RPIA, one of Canada’s leading fixed income asset managers, has launched the RP Long Term Corporate Bond Fund (LTCB).
This actively managed, investment grade strategy is designed to help plan sponsors:
- Better align assets with long-term liabilities
- Enhance credit diversification
- Pursue potential outperformance
LTCB addresses a longstanding challenge for pension sponsors.
Traditional long-duration solutions have typically meant choosing between:
- Government or provincial bonds with precise duration matching but low expected returns
- Long corporate bond strategies with modest value-add
- Core-plus solutions that introduce more volatility and benchmark mismatch
These approaches are often concentrated in Canada, limiting diversification and reducing opportunities for active value creation.

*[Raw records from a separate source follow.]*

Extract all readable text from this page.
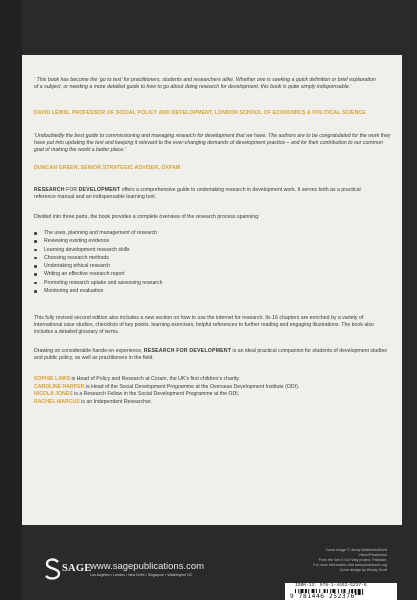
‘ This book has become the ‘go to text’ for practitioners, students and researchers alike. Whether one is seeking a quick definition or brief explanation of a subject, or needing a more detailed guide to how to go about doing research for development, this book is quite simply indispensable.’
DAVID LEWIS, PROFESSOR OF SOCIAL POLICY AND DEVELOPMENT, LONDON SCHOOL OF ECONOMICS & POLITICAL SCIENCE
‘Undoubtedly the best guide to commissioning and managing research for development that we have. The authors are to be congratulated for the work they have put into updating the text and keeping it relevant to the ever-changing demands of development practice – and for their contribution to our common goal of making the world a better place.’
DUNCAN GREEN, SENIOR STRATEGIC ADVISER, OXFAM
RESEARCH FOR DEVELOPMENT offers a comprehensive guide to undertaking research in development work. It serves both as a practical reference manual and an indispensable learning tool.
Divided into three parts, the book provides a complete overview of the research process spanning:
The uses, planning and management of research
Reviewing existing evidence
Learning development research skills
Choosing research methods
Undertaking ethical research
Writing an effective research report
Promoting research uptake and assessing research
Monitoring and evaluation
This fully revised second edition also includes a new section on how to use the internet for research. Its 16 chapters are enriched by a variety of international case studies, checklists of key points, learning exercises, helpful references to further reading and engaging illustrations. The book also includes a detailed glossary of terms.
Drawing on considerable hands-on experience, RESEARCH FOR DEVELOPMENT is an ideal practical companion for students of development studies and public policy, as well as practitioners in the field.
SOPHIE LAWS is Head of Policy and Research at Coram, the UK’s first children’s charity.
CAROLINE HARPER is Head of the Social Development Programme at the Overseas Development Institute (ODI).
NICOLA JONES is a Research Fellow in the Social Development Programme at the ODI.
RACHEL MARCUS is an Independent Researcher.
Cover image © Jenny Matthews/World Vision/Photovoice
From the See It Our Way project, Pakistan.
For more information visit www.photovoice.org
Cover design by Wendy Scott
SAGE
www.sagepublications.com
Los Angeles • London • New Delhi • Singapore • Washington DC
ISBN-13: 978-1-4462-5237-6
9 781446 252376
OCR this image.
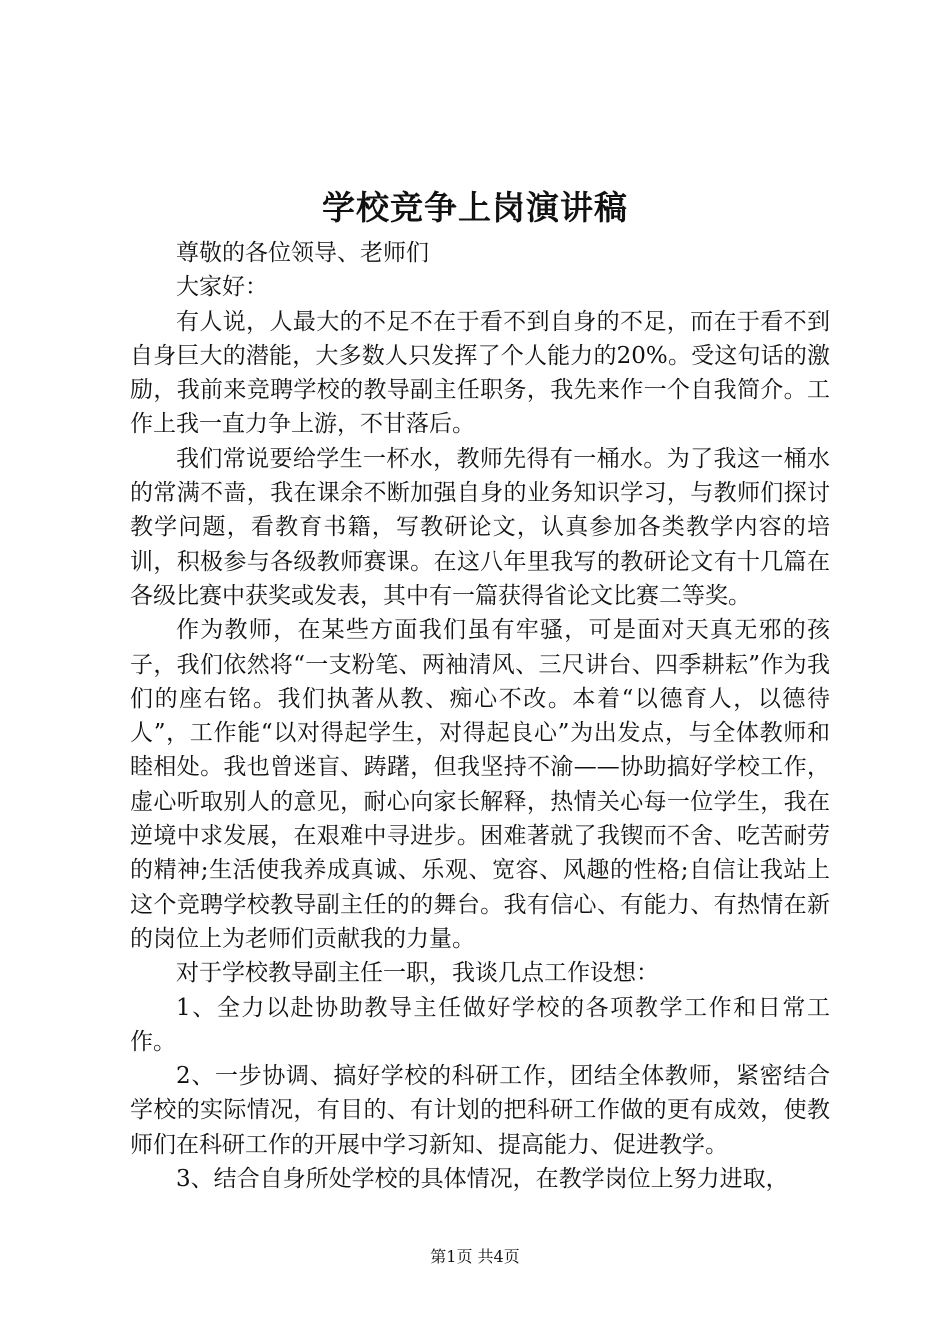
学校竞争上岗演讲稿

尊敬的各位领导、老师们

大家好：

有人说，人最大的不足不在于看不到自身的不足，而在于看不到自身巨大的潜能，大多数人只发挥了个人能力的20%。受这句话的激励，我前来竞聘学校的教导副主任职务，我先来作一个自我简介。工作上我一直力争上游，不甘落后。

我们常说要给学生一杯水，教师先得有一桶水。为了我这一桶水的常满不啬，我在课余不断加强自身的业务知识学习，与教师们探讨教学问题，看教育书籍，写教研论文，认真参加各类教学内容的培训，积极参与各级教师赛课。在这八年里我写的教研论文有十几篇在各级比赛中获奖或发表，其中有一篇获得省论文比赛二等奖。

作为教师，在某些方面我们虽有牢骚，可是面对天真无邪的孩子，我们依然将“一支粉笔、两袖清风、三尺讲台、四季耕耘”作为我们的座右铭。我们执著从教、痴心不改。本着“以德育人，以德待人”，工作能“以对得起学生，对得起良心”为出发点，与全体教师和睦相处。我也曾迷盲、踌躇，但我坚持不渝——协助搞好学校工作，虚心听取别人的意见，耐心向家长解释，热情关心每一位学生，我在逆境中求发展，在艰难中寻进步。困难著就了我锲而不舍、吃苦耐劳的精神;生活使我养成真诚、乐观、宽容、风趣的性格;自信让我站上这个竞聘学校教导副主任的的舞台。我有信心、有能力、有热情在新的岗位上为老师们贡献我的力量。

对于学校教导副主任一职，我谈几点工作设想：

1、全力以赴协助教导主任做好学校的各项教学工作和日常工作。

2、一步协调、搞好学校的科研工作，团结全体教师，紧密结合学校的实际情况，有目的、有计划的把科研工作做的更有成效，使教师们在科研工作的开展中学习新知、提高能力、促进教学。

3、结合自身所处学校的具体情况，在教学岗位上努力进取，

第1页 共4页
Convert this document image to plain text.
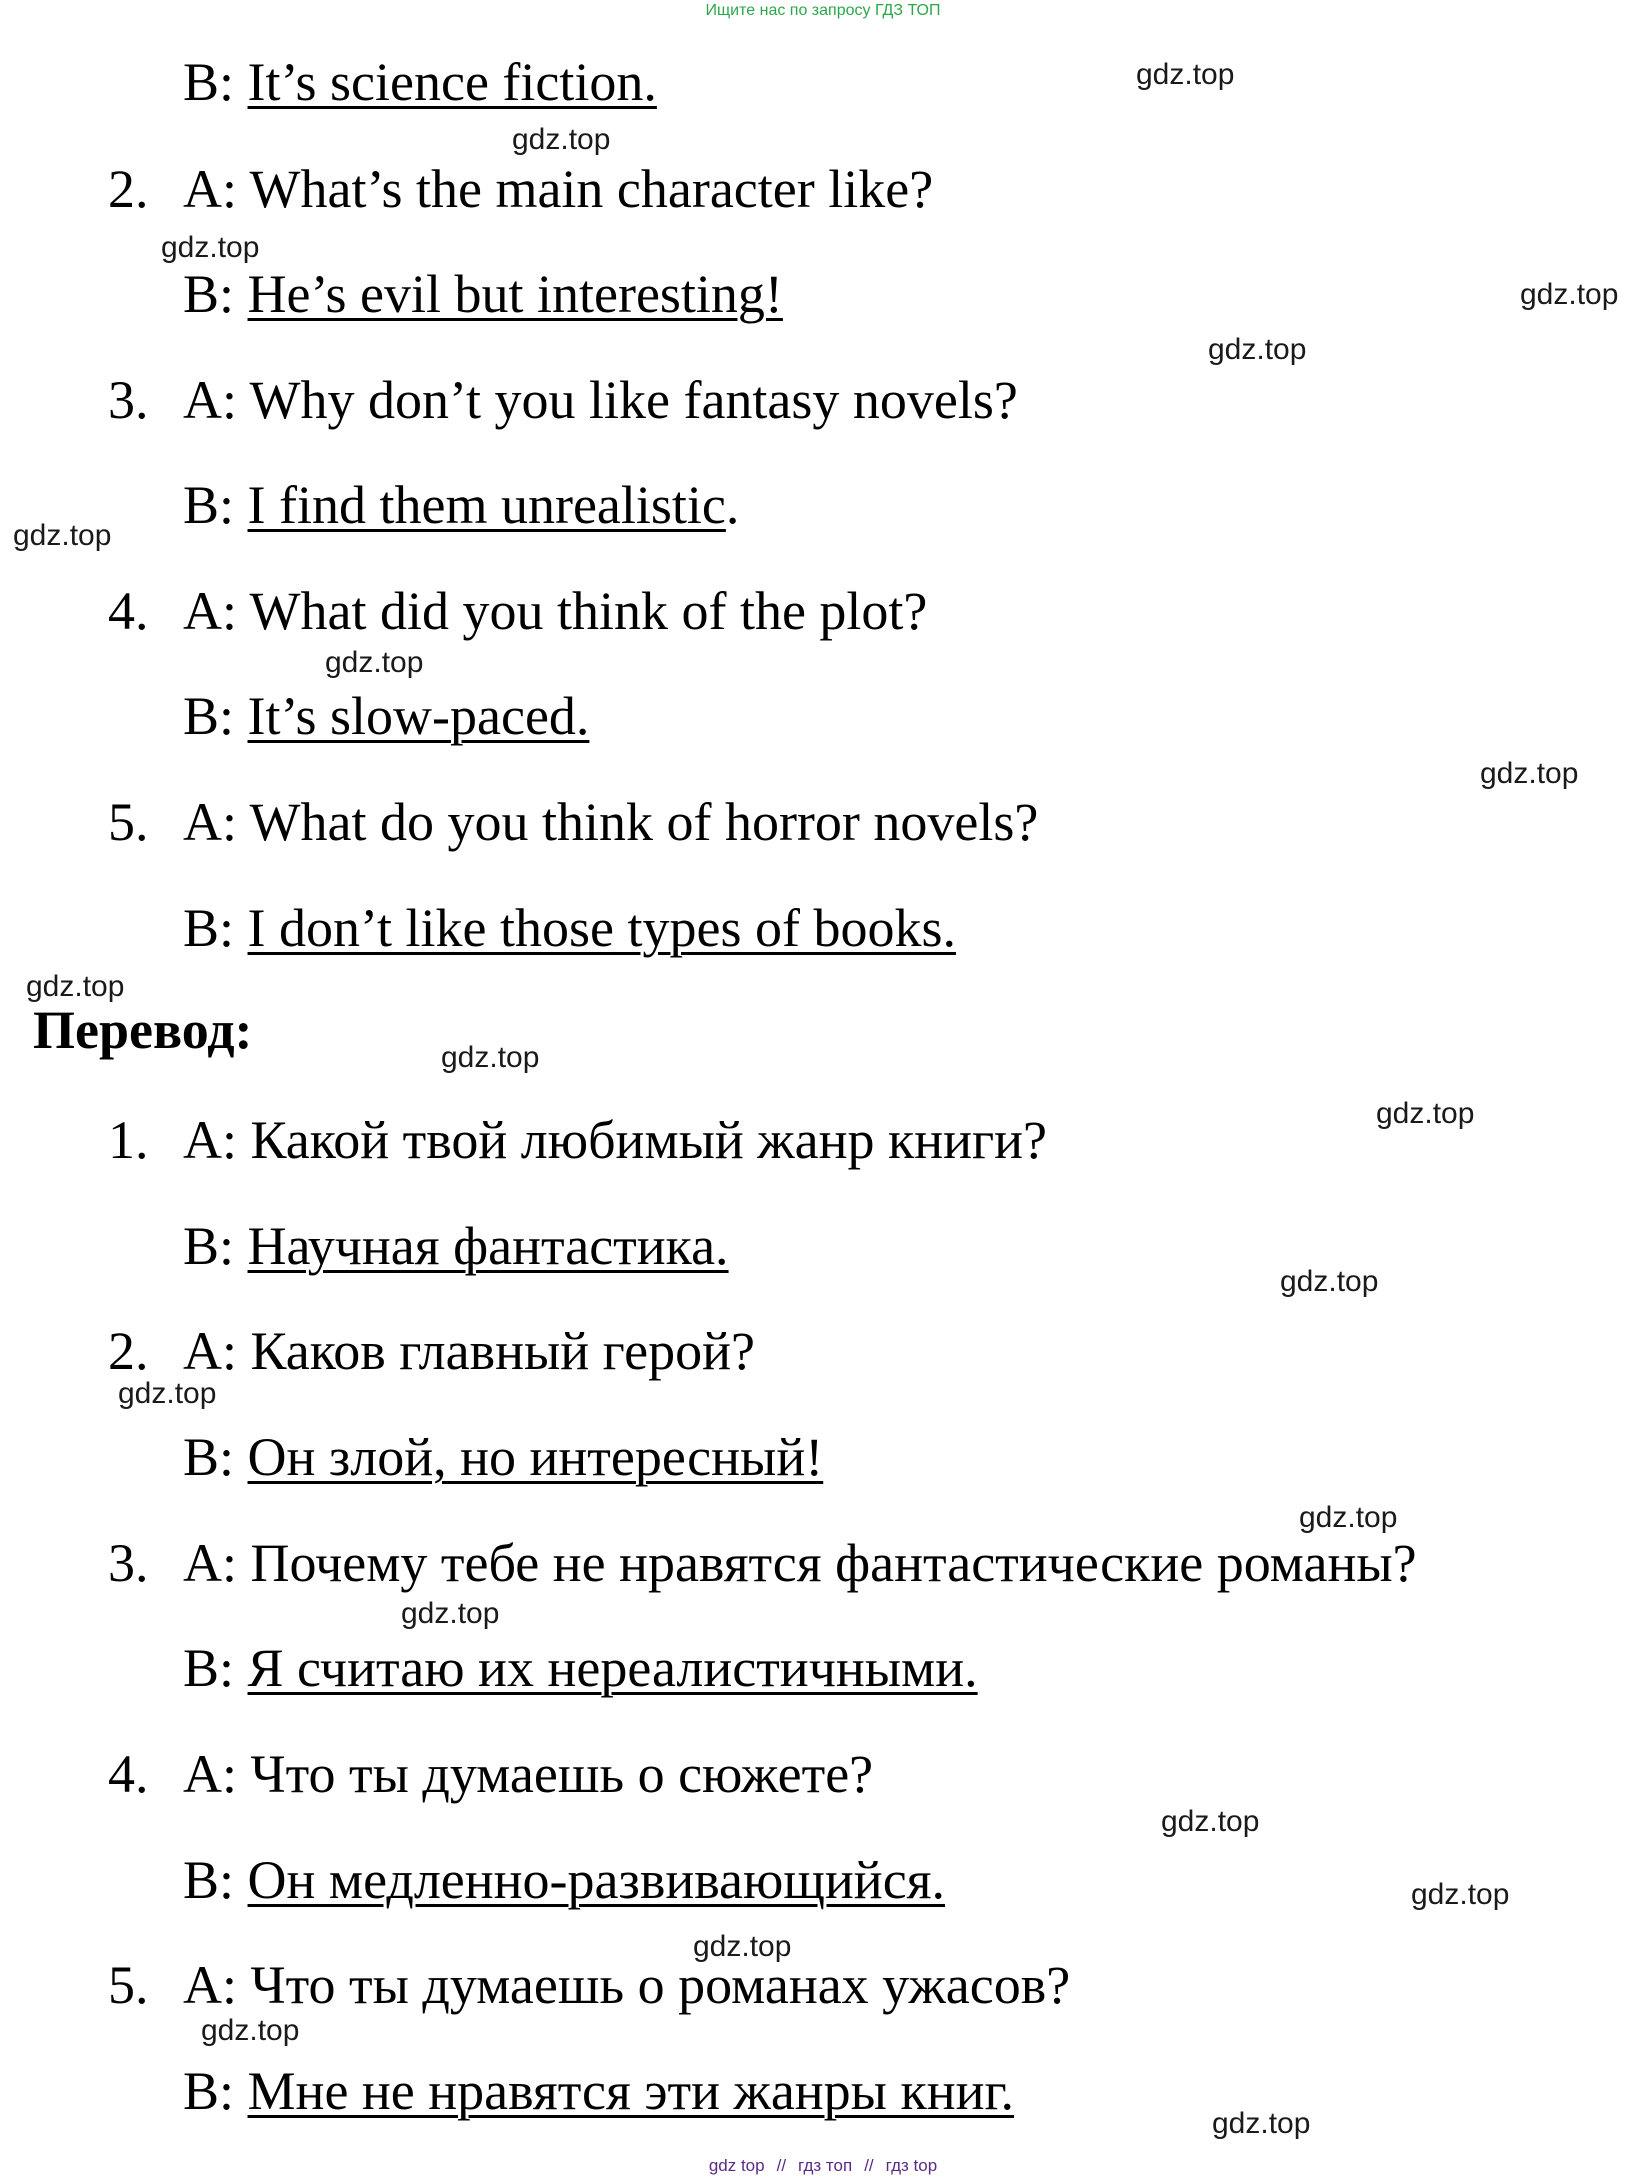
Ищите нас по запросу ГДЗ ТОП
B: It’s science fiction.
2. A: What’s the main character like?
B: He’s evil but interesting!
3. A: Why don’t you like fantasy novels?
B: I find them unrealistic.
4. A: What did you think of the plot?
B: It’s slow-paced.
5. A: What do you think of horror novels?
B: I don’t like those types of books.
Перевод:
1. A: Какой твой любимый жанр книги?
B: Научная фантастика.
2. A: Каков главный герой?
B: Он злой, но интересный!
3. A: Почему тебе не нравятся фантастические романы?
B: Я считаю их нереалистичными.
4. A: Что ты думаешь о сюжете?
B: Он медленно-развивающийся.
5. A: Что ты думаешь о романах ужасов?
B: Мне не нравятся эти жанры книг.
gdz.top
gdz.top
gdz.top
gdz.top
gdz.top
gdz.top
gdz.top
gdz.top
gdz.top
gdz.top
gdz.top
gdz.top
gdz.top
gdz.top
gdz.top
gdz.top
gdz.top
gdz.top
gdz.top
gdz.top
gdz top // гдз топ // гдз top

The new fund bridges the gap by combining the discipline of liability-aware investing with the broader opportunity set of active credit selection.
LTCB seeks to outperform the FTSE Canada Long Term Corporate Bond Index through active management, while maintaining closer duration matching and better diversification across Canadian and global credit markets.
“With LTCB, we are extending our active credit expertise to a part of the market where Canadian pension plans have had very few options,” said Zachary Barsky, director of Institutional Solutions.
He noted that the strategy “brings together precision and performance,” offering sponsors greater flexibility to align assets with liabilities and the potential for alpha through active management.
Recent improvements in the funded status of Canadian pension plans, driven by higher interest rates, have prompted many sponsors to shift assets into long-duration fixed income to protect surpluses and reduce risk.
LTCB builds on RPIA’s 16-year track record in active public corporate bond strategies, extending this expertise to a dedicated long duration mandate.
Key features of the RP Long Term Corporate Bond Fund:
- Focus: Global investment grade long-term corporate bonds
- Target Return: FTSE Canada Long Term Corporate Bond Index + 80-100 bps (gross of fees)
- FX Risk: Fully hedged back to CAD at all times
- Duration Risk: Closely resembles the Index
The fund offers pension plans a credible way to improve asset-liability alignment, seek disciplined outperformance, and diversify beyond the concentrated Canadian corporate bond market.